Standing by the window
Glass of milk in his hand
What could I have done what could I have said
Broken glass spilled milk lying on the floor looking dead

Window pane
Cutting through the rain looks so easy
Frame by frame
Looking for a name to claim on a breezy afternoon
And the ends coming soon

So many people hold a cup
So many die drinking milk in front of a window
I once knew a woman who got in the way
Of the intentions of a windy day
Don’t hold a cup in any season
Don’t make me choose between rhyme or reason
Don’t drink that milk in front of that window
You might as well blame it on the will that the wind chose

This song, isn’t about that superstition of wishing when you see the time to be 11:11 or 12:12, 10:01. According to Andrew Bird, “it’s about chance tragic events.” It’s about different occasions of tragic death like that of a boy who saw his brother get shot while he was drinking a glass of milk by an open window. And also about a woman who, as she was just walking by the street, was hit by a piece of glass from a broken windowpane, blown out because of a windstorm.

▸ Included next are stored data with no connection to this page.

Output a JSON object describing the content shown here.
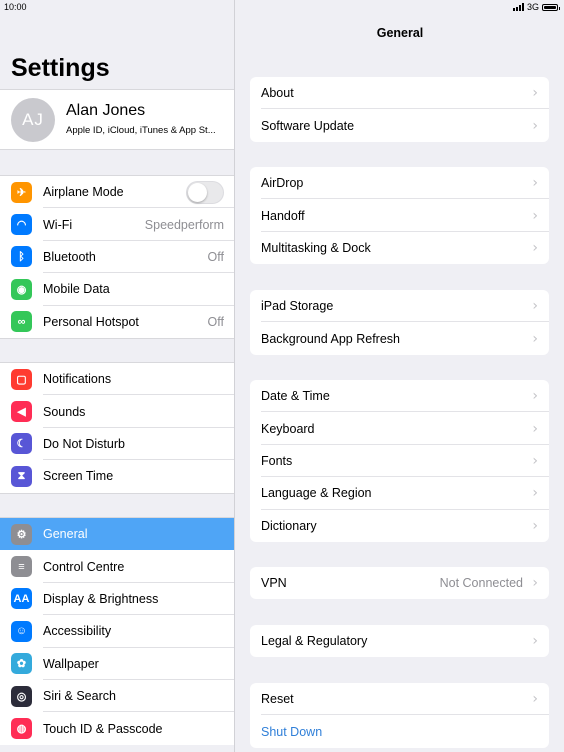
{
  "status": {
    "time": "10:00",
    "network": "3G"
  },
  "sidebar": {
    "title": "Settings",
    "profile": {
      "initials": "AJ",
      "name": "Alan Jones",
      "subtitle": "Apple ID, iCloud, iTunes & App St..."
    },
    "group1": [
      {
        "label": "Airplane Mode",
        "icon": "airplane-icon",
        "color": "#ff9500",
        "toggle": false
      },
      {
        "label": "Wi-Fi",
        "icon": "wifi-icon",
        "color": "#007aff",
        "value": "Speedperform"
      },
      {
        "label": "Bluetooth",
        "icon": "bluetooth-icon",
        "color": "#007aff",
        "value": "Off"
      },
      {
        "label": "Mobile Data",
        "icon": "antenna-icon",
        "color": "#34c759"
      },
      {
        "label": "Personal Hotspot",
        "icon": "hotspot-icon",
        "color": "#34c759",
        "value": "Off"
      }
    ],
    "group2": [
      {
        "label": "Notifications",
        "icon": "notifications-icon",
        "color": "#ff3b30"
      },
      {
        "label": "Sounds",
        "icon": "speaker-icon",
        "color": "#ff2d55"
      },
      {
        "label": "Do Not Disturb",
        "icon": "moon-icon",
        "color": "#5856d6"
      },
      {
        "label": "Screen Time",
        "icon": "hourglass-icon",
        "color": "#5856d6"
      }
    ],
    "group3": [
      {
        "label": "General",
        "icon": "gear-icon",
        "color": "#8e8e93",
        "selected": true
      },
      {
        "label": "Control Centre",
        "icon": "switches-icon",
        "color": "#8e8e93"
      },
      {
        "label": "Display & Brightness",
        "icon": "text-size-icon",
        "color": "#007aff"
      },
      {
        "label": "Accessibility",
        "icon": "accessibility-icon",
        "color": "#007aff"
      },
      {
        "label": "Wallpaper",
        "icon": "flower-icon",
        "color": "#34aadc"
      },
      {
        "label": "Siri & Search",
        "icon": "siri-icon",
        "color": "#2c2c3a"
      },
      {
        "label": "Touch ID & Passcode",
        "icon": "fingerprint-icon",
        "color": "#ff2d55"
      }
    ]
  },
  "detail": {
    "title": "General",
    "groups": [
      [
        {
          "label": "About"
        },
        {
          "label": "Software Update"
        }
      ],
      [
        {
          "label": "AirDrop"
        },
        {
          "label": "Handoff"
        },
        {
          "label": "Multitasking & Dock"
        }
      ],
      [
        {
          "label": "iPad Storage"
        },
        {
          "label": "Background App Refresh"
        }
      ],
      [
        {
          "label": "Date & Time"
        },
        {
          "label": "Keyboard"
        },
        {
          "label": "Fonts"
        },
        {
          "label": "Language & Region"
        },
        {
          "label": "Dictionary"
        }
      ],
      [
        {
          "label": "VPN",
          "value": "Not Connected"
        }
      ],
      [
        {
          "label": "Legal & Regulatory"
        }
      ],
      [
        {
          "label": "Reset"
        },
        {
          "label": "Shut Down",
          "link": true
        }
      ]
    ]
  }
}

There are some things in life (or death) that happen with not enough reason to console the one in mourning. And we try to put reason to it, or we try to put meaning to it, but they all fall short. There is no escaping grief, but we try to befriend it and then soon let it go, until another death comes.

Death is never something you get used to. Even when you’ve lived your whole life in the hospital, witnessing one death after another, a personal experience of facing a loved one’s death will always be different.